Raine Group involvement

Monahan announced that Colin Neville of the Raine Group will be brought in to help ensure a transparent, efficient and collaborative process and be a resource for the negotiations between the tour, the PIF and the DP World Tour. The Raine Group was behind the Premier Golf League, the tour that initially attempted to rival the PGA Tour before Saudi’s PIF investment diverted from the effort and instead founded LIV Golf. Neville, sources tell Golf Digest, was an advisor of sorts to the players-led initiative by Rory McIlroy and Tiger Woods to combat the LIV Golf threat last summer.

A 'task force' will decide LIV Golf discipline

Borrowing a term from the United States Ryder Cup braintrust, the tour has put together a group that will decide what type of penalities, if any, players who defected to LIV Golf would face should they want to return to the tour. A pathway back for LIV Golf members was agreed to in the framework agreement between the tour and PIF. “All aspects of the PGA Tour tournament regulations are being considered, and more details will be provided upon further evaluation,” the memo says. The task force will be comprised of PGA Tour executives Andy Pazder, Jason Gore and Neera Shetty. Speaking of Gore …

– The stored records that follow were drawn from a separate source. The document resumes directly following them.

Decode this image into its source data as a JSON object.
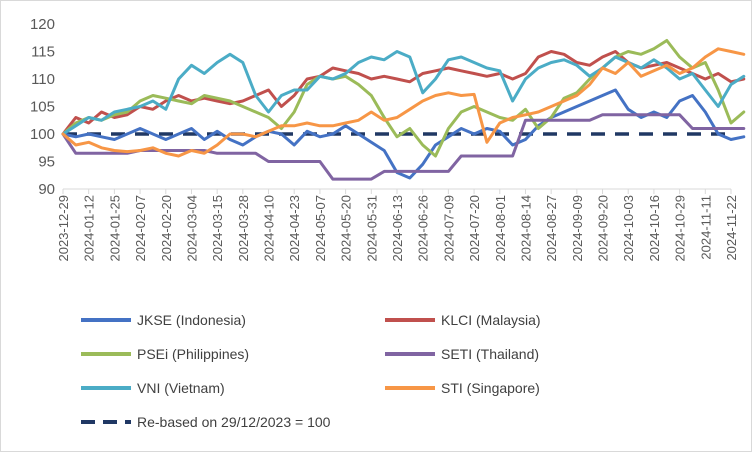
{
  "chart_data": {
    "type": "line",
    "title": "",
    "xlabel": "",
    "ylabel": "",
    "ylim": [
      90,
      120
    ],
    "y_ticks": [
      90,
      95,
      100,
      105,
      110,
      115,
      120
    ],
    "x_tick_labels": [
      "2023-12-29",
      "2024-01-12",
      "2024-01-25",
      "2024-02-07",
      "2024-02-20",
      "2024-03-04",
      "2024-03-15",
      "2024-03-28",
      "2024-04-10",
      "2024-04-23",
      "2024-05-07",
      "2024-05-20",
      "2024-05-31",
      "2024-06-13",
      "2024-06-26",
      "2024-07-09",
      "2024-07-20",
      "2024-08-01",
      "2024-08-14",
      "2024-08-27",
      "2024-09-09",
      "2024-09-20",
      "2024-10-03",
      "2024-10-16",
      "2024-10-29",
      "2024-11-11",
      "2024-11-22"
    ],
    "x": [
      0,
      0.5,
      1,
      1.5,
      2,
      2.5,
      3,
      3.5,
      4,
      4.5,
      5,
      5.5,
      6,
      6.5,
      7,
      7.5,
      8,
      8.5,
      9,
      9.5,
      10,
      10.5,
      11,
      11.5,
      12,
      12.5,
      13,
      13.5,
      14,
      14.5,
      15,
      15.5,
      16,
      16.5,
      17,
      17.5,
      18,
      18.5,
      19,
      19.5,
      20,
      20.5,
      21,
      21.5,
      22,
      22.5,
      23,
      23.5,
      24,
      24.5,
      25,
      25.5,
      26,
      26.5
    ],
    "baseline": {
      "name": "Re-based on 29/12/2023 = 100",
      "value": 100,
      "color": "#203864"
    },
    "legend_position": "bottom",
    "series": [
      {
        "name": "JKSE (Indonesia)",
        "color": "#4472C4",
        "values": [
          100,
          99.5,
          100,
          99.5,
          99,
          100,
          101,
          100,
          99,
          100,
          101,
          99,
          100.5,
          99,
          98,
          99.5,
          100.5,
          100,
          98,
          100.5,
          99.5,
          100,
          101.5,
          100,
          98.5,
          97,
          93,
          92,
          94.5,
          98,
          99.5,
          101,
          100,
          101,
          100.5,
          98,
          99,
          101.5,
          103,
          104,
          105,
          106,
          107,
          108,
          104.5,
          103,
          104,
          103,
          106,
          107,
          104,
          100,
          99,
          99.5
        ]
      },
      {
        "name": "KLCI (Malaysia)",
        "color": "#C0504D",
        "values": [
          100,
          103,
          102,
          104,
          103,
          103.5,
          105,
          104.5,
          106,
          107,
          106,
          106.5,
          106,
          105.5,
          106,
          107,
          108,
          105,
          107,
          110,
          110.5,
          112,
          111.5,
          111,
          110,
          110.5,
          110,
          109.5,
          111,
          111.5,
          112,
          111.5,
          111,
          110.5,
          111,
          110,
          111,
          114,
          115,
          114.5,
          113,
          112.5,
          114,
          115,
          113,
          112,
          112.5,
          113,
          112,
          111,
          110,
          111,
          109.5,
          110
        ]
      },
      {
        "name": "PSEi (Philippines)",
        "color": "#9BBB59",
        "values": [
          100,
          102,
          103,
          102.5,
          103.5,
          104,
          106,
          107,
          106.5,
          106,
          105.5,
          107,
          106.5,
          106,
          105,
          104,
          103,
          101,
          104,
          109,
          110.5,
          110,
          110.5,
          109,
          107,
          103,
          99.5,
          101,
          98,
          96,
          101,
          104,
          105,
          104,
          103,
          102.5,
          104.5,
          101,
          103,
          106.5,
          107.5,
          110,
          112,
          114,
          115,
          114.5,
          115.5,
          117,
          114,
          112,
          113,
          108,
          102,
          104
        ]
      },
      {
        "name": "SETI (Thailand)",
        "color": "#8064A2",
        "values": [
          100,
          96.5,
          96.5,
          96.5,
          96.5,
          96.5,
          97,
          97,
          97,
          97,
          97,
          97,
          96.5,
          96.5,
          96.5,
          96.5,
          95,
          95,
          95,
          95,
          95,
          91.8,
          91.8,
          91.8,
          91.8,
          93.2,
          93.2,
          93.2,
          93.2,
          93.2,
          93.2,
          96,
          96,
          96,
          96,
          96,
          102.5,
          102.5,
          102.5,
          102.5,
          102.5,
          102.5,
          103.5,
          103.5,
          103.5,
          103.5,
          103.5,
          103.5,
          103.5,
          101,
          101,
          101,
          101,
          101
        ]
      },
      {
        "name": "VNI (Vietnam)",
        "color": "#4BACC6",
        "values": [
          100,
          101.5,
          103,
          102.5,
          104,
          104.5,
          105,
          106,
          104.5,
          110,
          112.5,
          111,
          113,
          114.5,
          113,
          107,
          104,
          107,
          108,
          108,
          110.5,
          110,
          111,
          113,
          114,
          113.5,
          115,
          114,
          107.5,
          110,
          113.5,
          114,
          113,
          112,
          111.5,
          106,
          110,
          112,
          113,
          113.5,
          112.5,
          110.5,
          112,
          114,
          113,
          112,
          113.5,
          112,
          110,
          111,
          108,
          105,
          109,
          110.5
        ]
      },
      {
        "name": "STI (Singapore)",
        "color": "#F79646",
        "values": [
          100,
          98,
          98.5,
          97.5,
          97,
          96.8,
          97,
          97.5,
          96.5,
          96,
          97,
          96.5,
          98,
          100,
          100,
          99.5,
          100.5,
          101.5,
          101.5,
          102,
          101.5,
          101.5,
          102,
          102.5,
          104,
          102.5,
          103,
          104.5,
          106,
          107,
          107.5,
          107,
          107.2,
          98.5,
          102,
          103,
          103.5,
          104,
          105,
          106,
          107,
          109,
          112,
          111,
          113,
          110.5,
          111.5,
          112.5,
          111,
          112,
          114,
          115.5,
          115,
          114.5
        ]
      }
    ]
  }
}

Jason Gore will try to keep the peace


Last year Gore, a former PGA Tour player, left his role as the USGA’s first player relations director to take a similar position with the tour. Gore was instrumental in improving the rapport between the governing body and professionals following an era of hard feelings between the two sides. It’s clear the tour will need Gore to do the same as the membership comes to grips with tour leadership’s surprise partnership. Monahan signaled Gore’s importance to players, with the memo announcing Gore has been promoted to executive vice president and chief player officer position.

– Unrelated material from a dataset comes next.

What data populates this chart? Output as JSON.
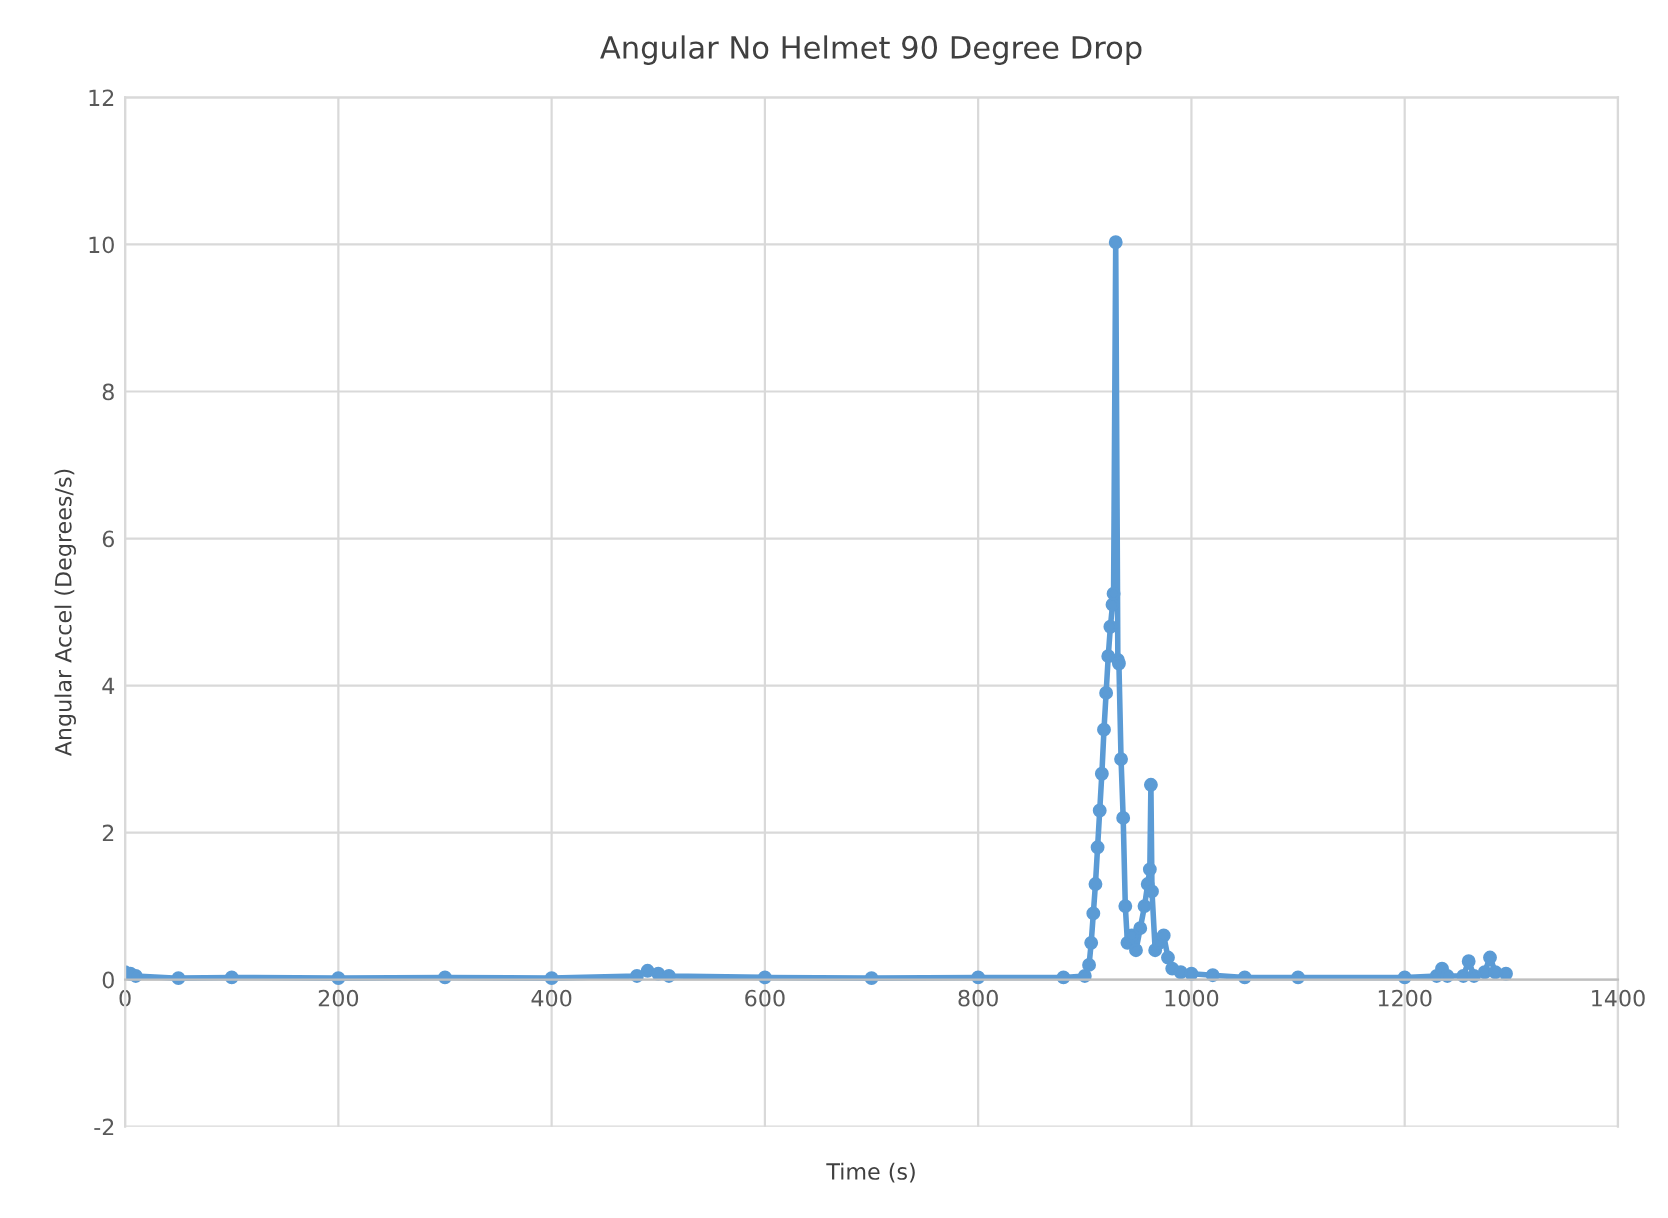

How the tour will replace Randall Stephenson

One of the upshots of the PIF deal was the resignation of Stephenson from the tour’s policy board. In a letter to players Stephenson, an influential voice in professional golf, said he had “serious concerns” about the new alliance. It should also be noted that Stephenson is a former AT&T executive, and perhaps no tournament was hurt by Saudi Golf’s foray into the sport like the AT&T Pebble Beach Pro-Am, which was played opposite the Saudi International the past few years. According to the memo, Patrick Cantlay and Webb Simpson are helping lead a search for Stephenson’s replacement, with the ultimate choice needing unanimous board approval.

The tour will not abide by distance rollback

It's arguably the biggest news to come out of the memo. A week after the R&A CEO Martin Slumbers said “Doing nothing is not an option” regarding growing distance gains in the game, Monahan announced the tour would not abide by a proposed model local rule from the USGA and R&A that would roll back the ball if it were to go into effect as potentially scheduled in 2026. In itself this is not a surprise; sources told Golf Digest at the Players Championship, just days before the USGA announced its proposal, that the tour was unlikely to go along with the proposal as currently constituted. With players overwhelmingly against the motion, Monahan is not in a position to fight his players on this front. However, Monahan did say he intends to collaborate with the governing bodies towards an eventual solution on the matter.

Benefits for those that stayed

A growing response from PGA Tour players who remained with the circuit is that they would like to be compensated for their loyalty. Monahan agrees. “We have obtained player input that is helping to inform the potential structure, components and timeline,” Monahan said about player payouts. “This program, should we reach a definitive agreement, will be financially significant in total and incremental to our planned compensation package.” Pazder and Gore will also be in charge of this endeavor, along with tour executive Jay Madara.

Schedule announcement delayed again but not much longer

The schedule for the 2024 PGA Tour season was initially expected to be released during Travelers Championship week, sources tell Golf Digest, but was delayed after the proposed deal with Saudi PIF was announced. According to Monahan, the new schedule is now expected to be released to members during the first week of the FedEx Cup Playoffs in Memphis.